A partir desta segunda-feira (27), as instituições filiadas à Federação Brasileira de Bancos (Febraban) passam a adotar políticas mais rigorosas para identificar e encerrar contas laranja e de empresas de apostas online sem autorização governamental. A nova autorregulamentação busca intensificar o combate a fraudes, golpes digitais e esquemas de lavagem de dinheiro no sistema financeiro.
Essas normas visam contas laranja, abertas legalmente mas usadas por terceiros de forma ilícita, e contas frias, criadas sem consentimento do titular. Contas de apostas online não aprovadas pela Secretaria de Prêmios e Apostas (SPA) também serão encerradas.
"Estamos criando um marco no processo de depuração de relacionamentos tóxicos com clientes que alugam ou vendem suas contas para atividades ilícitas", afirmou Isaac Sidney, presidente da Febraban.
Os bancos deverão implementar políticas internas para identificar e encerrar contas suspeitas e promover atividades de comunicação e educação para prevenção de fraudes.
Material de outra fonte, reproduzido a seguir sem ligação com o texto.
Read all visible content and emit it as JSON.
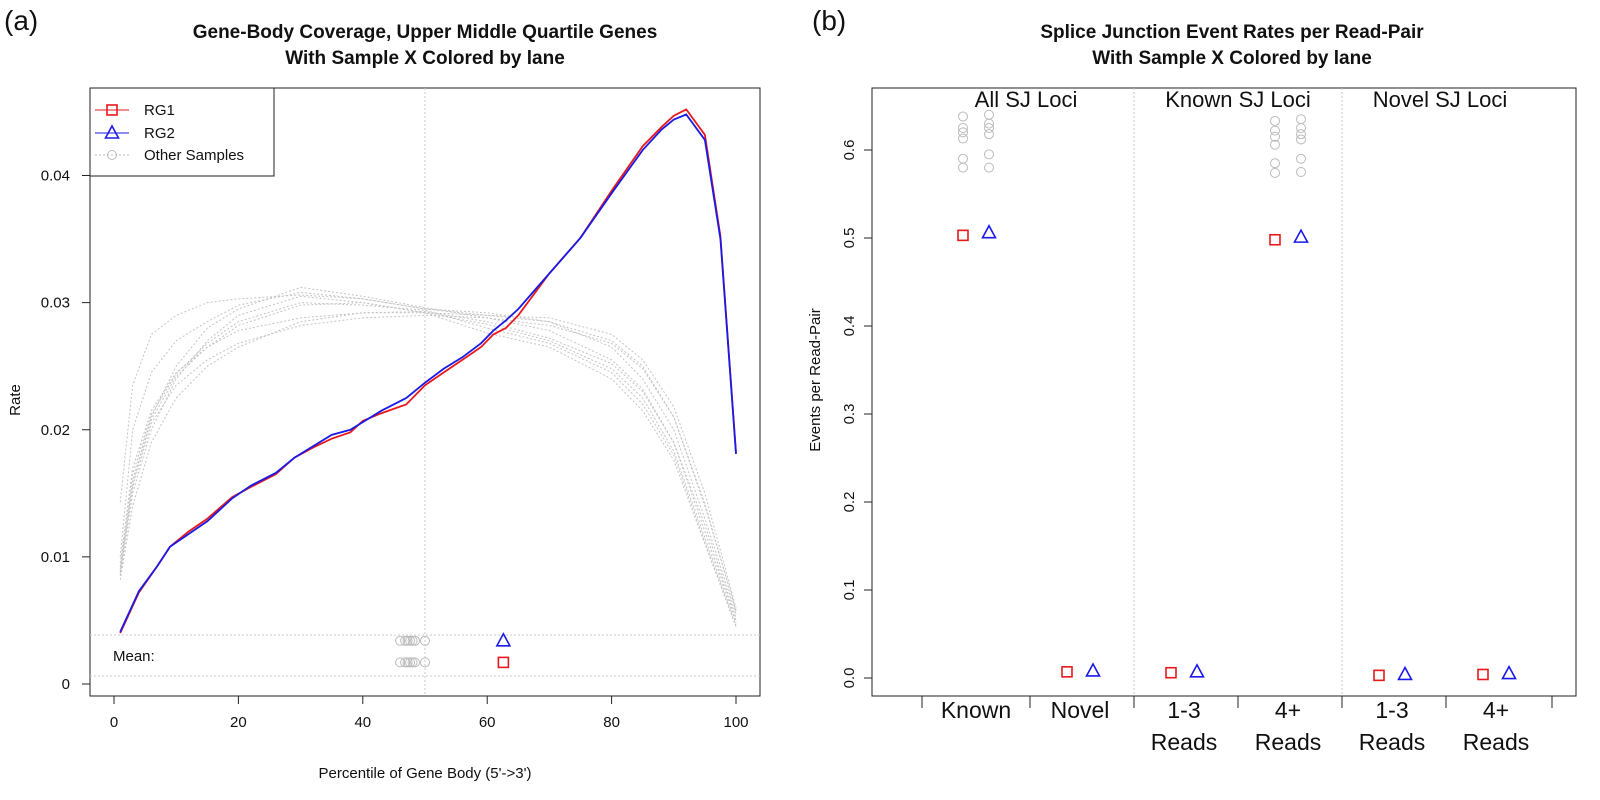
{
  "chart_data": [
    {
      "panel": "(a)",
      "type": "line",
      "title": [
        "Gene-Body Coverage, Upper Middle Quartile Genes",
        "With Sample X Colored by lane"
      ],
      "xlabel": "Percentile of Gene Body (5'->3')",
      "ylabel": "Rate",
      "xlim": [
        0,
        100
      ],
      "ylim": [
        0,
        0.045
      ],
      "xticks": [
        "0",
        "20",
        "40",
        "60",
        "80",
        "100"
      ],
      "yticks": [
        "0",
        "0.01",
        "0.02",
        "0.03",
        "0.04"
      ],
      "grid": false,
      "vline": 50,
      "legend": {
        "placement": "top-left",
        "entries": [
          {
            "label": "RG1",
            "color": "#e8191c",
            "marker": "square"
          },
          {
            "label": "RG2",
            "color": "#1a1ae8",
            "marker": "triangle"
          },
          {
            "label": "Other Samples",
            "color": "#bbbbbb",
            "marker": "circle"
          }
        ]
      },
      "series": [
        {
          "name": "RG1",
          "color": "#e8191c",
          "x": [
            1,
            4,
            7,
            9,
            12,
            15,
            19,
            22,
            26,
            29,
            32,
            35,
            38,
            40,
            43,
            47,
            50,
            53,
            56,
            59,
            61,
            63,
            65,
            70,
            75,
            80,
            85,
            88,
            90,
            92,
            95,
            97.5,
            100
          ],
          "y": [
            0.004,
            0.0072,
            0.0093,
            0.0108,
            0.012,
            0.013,
            0.0147,
            0.0155,
            0.0165,
            0.0178,
            0.0186,
            0.0193,
            0.0198,
            0.0207,
            0.0213,
            0.022,
            0.0235,
            0.0245,
            0.0255,
            0.0265,
            0.0275,
            0.028,
            0.029,
            0.0323,
            0.0351,
            0.0388,
            0.0423,
            0.0438,
            0.0447,
            0.0452,
            0.0432,
            0.0352,
            0.0182
          ]
        },
        {
          "name": "RG2",
          "color": "#1a1ae8",
          "x": [
            1,
            4,
            7,
            9,
            12,
            15,
            19,
            22,
            26,
            29,
            32,
            35,
            38,
            40,
            43,
            47,
            50,
            53,
            56,
            59,
            61,
            63,
            65,
            70,
            75,
            80,
            85,
            88,
            90,
            92,
            95,
            97.5,
            100
          ],
          "y": [
            0.0041,
            0.0073,
            0.0093,
            0.0108,
            0.0118,
            0.0128,
            0.0146,
            0.0156,
            0.0166,
            0.0178,
            0.0187,
            0.0196,
            0.02,
            0.0206,
            0.0215,
            0.0225,
            0.0237,
            0.0248,
            0.0257,
            0.0268,
            0.0278,
            0.0286,
            0.0295,
            0.0323,
            0.0351,
            0.0386,
            0.042,
            0.0436,
            0.0444,
            0.0448,
            0.0428,
            0.035,
            0.0181
          ]
        }
      ],
      "other_samples": [
        {
          "x": [
            1,
            3,
            6,
            10,
            15,
            20,
            30,
            40,
            50,
            60,
            70,
            80,
            85,
            90,
            95,
            100
          ],
          "y": [
            0.0143,
            0.0235,
            0.0275,
            0.029,
            0.03,
            0.0303,
            0.0306,
            0.0303,
            0.0295,
            0.029,
            0.0285,
            0.0265,
            0.024,
            0.02,
            0.013,
            0.0055
          ]
        },
        {
          "x": [
            1,
            3,
            6,
            10,
            15,
            20,
            30,
            40,
            50,
            60,
            70,
            80,
            85,
            90,
            95,
            100
          ],
          "y": [
            0.01,
            0.02,
            0.0245,
            0.027,
            0.0285,
            0.0298,
            0.0308,
            0.0303,
            0.0295,
            0.0292,
            0.0285,
            0.027,
            0.025,
            0.021,
            0.014,
            0.0058
          ]
        },
        {
          "x": [
            1,
            3,
            6,
            10,
            15,
            20,
            30,
            40,
            50,
            60,
            70,
            80,
            85,
            90,
            95,
            100
          ],
          "y": [
            0.009,
            0.016,
            0.021,
            0.025,
            0.028,
            0.0295,
            0.0312,
            0.0305,
            0.0296,
            0.0288,
            0.0278,
            0.0255,
            0.0232,
            0.019,
            0.012,
            0.005
          ]
        },
        {
          "x": [
            1,
            3,
            6,
            10,
            15,
            20,
            30,
            40,
            50,
            60,
            70,
            80,
            85,
            90,
            95,
            100
          ],
          "y": [
            0.0085,
            0.015,
            0.02,
            0.024,
            0.027,
            0.029,
            0.0305,
            0.03,
            0.0292,
            0.0283,
            0.027,
            0.0248,
            0.0225,
            0.0183,
            0.0115,
            0.0048
          ]
        },
        {
          "x": [
            1,
            3,
            6,
            10,
            15,
            20,
            30,
            40,
            50,
            60,
            70,
            80,
            85,
            90,
            95,
            100
          ],
          "y": [
            0.0095,
            0.017,
            0.0215,
            0.0245,
            0.0265,
            0.0278,
            0.0288,
            0.0292,
            0.0292,
            0.029,
            0.0288,
            0.0275,
            0.0255,
            0.0218,
            0.015,
            0.006
          ]
        },
        {
          "x": [
            1,
            3,
            6,
            10,
            15,
            20,
            30,
            40,
            50,
            60,
            70,
            80,
            85,
            90,
            95,
            100
          ],
          "y": [
            0.0088,
            0.0155,
            0.0205,
            0.0235,
            0.0255,
            0.0268,
            0.0282,
            0.0288,
            0.029,
            0.0288,
            0.0282,
            0.0268,
            0.0248,
            0.021,
            0.0142,
            0.0057
          ]
        },
        {
          "x": [
            1,
            3,
            6,
            10,
            15,
            20,
            30,
            40,
            50,
            60,
            70,
            80,
            85,
            90,
            95,
            100
          ],
          "y": [
            0.0082,
            0.014,
            0.019,
            0.0225,
            0.025,
            0.0265,
            0.0285,
            0.0292,
            0.0293,
            0.0285,
            0.0272,
            0.0252,
            0.023,
            0.019,
            0.0125,
            0.0052
          ]
        },
        {
          "x": [
            1,
            3,
            6,
            10,
            15,
            20,
            30,
            40,
            50,
            60,
            70,
            80,
            85,
            90,
            95,
            100
          ],
          "y": [
            0.0092,
            0.0165,
            0.0212,
            0.0244,
            0.0268,
            0.0285,
            0.03,
            0.0298,
            0.0294,
            0.028,
            0.0268,
            0.0245,
            0.022,
            0.018,
            0.0112,
            0.0046
          ]
        },
        {
          "x": [
            1,
            3,
            6,
            10,
            15,
            20,
            30,
            40,
            50,
            60,
            70,
            80,
            85,
            90,
            95,
            100
          ],
          "y": [
            0.0087,
            0.0158,
            0.0208,
            0.0242,
            0.0265,
            0.0282,
            0.0298,
            0.03,
            0.0292,
            0.0276,
            0.0265,
            0.024,
            0.0215,
            0.0176,
            0.011,
            0.0045
          ]
        }
      ],
      "mean_label": "Mean:",
      "mean_markers": {
        "other_samples_row_a": [
          46,
          46.8,
          47.2,
          47.6,
          48,
          48.4,
          50
        ],
        "other_samples_row_b": [
          46,
          46.8,
          47.2,
          47.6,
          48,
          48.4,
          50
        ],
        "RG1": 62.6,
        "RG2": 62.6,
        "row_values": [
          0.0034,
          0.0017
        ]
      }
    },
    {
      "panel": "(b)",
      "type": "scatter",
      "title": [
        "Splice Junction Event Rates per Read-Pair",
        "With Sample X Colored by lane"
      ],
      "ylabel": "Events per Read-Pair",
      "ylim": [
        0,
        0.65
      ],
      "yticks": [
        "0.0",
        "0.1",
        "0.2",
        "0.3",
        "0.4",
        "0.5",
        "0.6"
      ],
      "grid": false,
      "groups": [
        "All SJ Loci",
        "Known SJ Loci",
        "Novel SJ Loci"
      ],
      "categories": [
        {
          "line1": "Known",
          "line2": ""
        },
        {
          "line1": "Novel",
          "line2": ""
        },
        {
          "line1": "1-3",
          "line2": "Reads"
        },
        {
          "line1": "4+",
          "line2": "Reads"
        },
        {
          "line1": "1-3",
          "line2": "Reads"
        },
        {
          "line1": "4+",
          "line2": "Reads"
        }
      ],
      "series": [
        {
          "name": "RG1",
          "color": "#e8191c",
          "marker": "square",
          "values": [
            0.503,
            0.007,
            0.006,
            0.498,
            0.003,
            0.004
          ]
        },
        {
          "name": "RG2",
          "color": "#1a1ae8",
          "marker": "triangle",
          "values": [
            0.506,
            0.008,
            0.007,
            0.501,
            0.004,
            0.005
          ]
        }
      ],
      "other_samples": {
        "color": "#bbbbbb",
        "marker": "circle",
        "values_left": [
          [
            0.638,
            0.625,
            0.62,
            0.613,
            0.59,
            0.58
          ],
          [],
          [],
          [
            0.633,
            0.622,
            0.615,
            0.606,
            0.585,
            0.574
          ],
          [],
          []
        ],
        "values_right": [
          [
            0.64,
            0.63,
            0.625,
            0.618,
            0.595,
            0.58
          ],
          [],
          [],
          [
            0.635,
            0.625,
            0.618,
            0.612,
            0.59,
            0.575
          ],
          [],
          []
        ]
      }
    }
  ]
}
O reforço das regras surge em resposta ao aumento de crimes cibernéticos e movimentações financeiras suspeitas. Segundo Sidney, o sistema bancário enfrenta novos desafios com o crescimento dos golpes digitais.
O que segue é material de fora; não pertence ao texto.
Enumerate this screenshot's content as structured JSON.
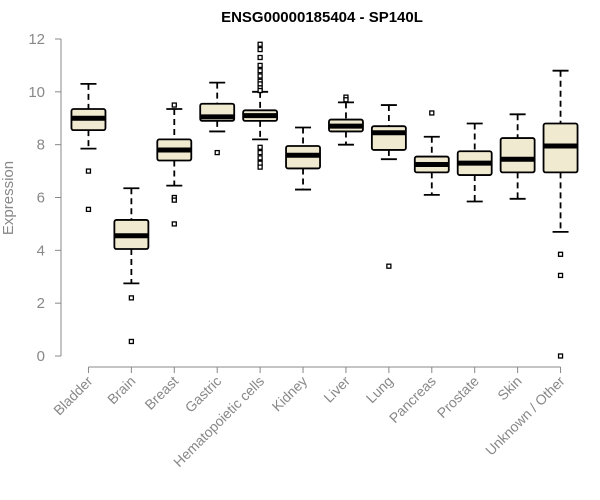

"Sem exceção, bancos e fintechs devem prevenir a abertura de contas fraudulentas. Contas bancárias não podem abrigar dinheiro da criminalidade", enfatizou.
A iniciativa da Febraban se alinha aos esforços públicos para combater a lavagem de dinheiro e o crime organizado, como visto na Operação Carbono Oculto da Polícia Federal.
Participam da autorregulamentação instituições como Bradesco, Itaú Unibanco, Banco do Brasil, Caixa Econômica Federal, entre outros. Esses bancos têm o compromisso de cumprir as novas diretrizes e reforçar a segurança do sistema financeiro brasileiro.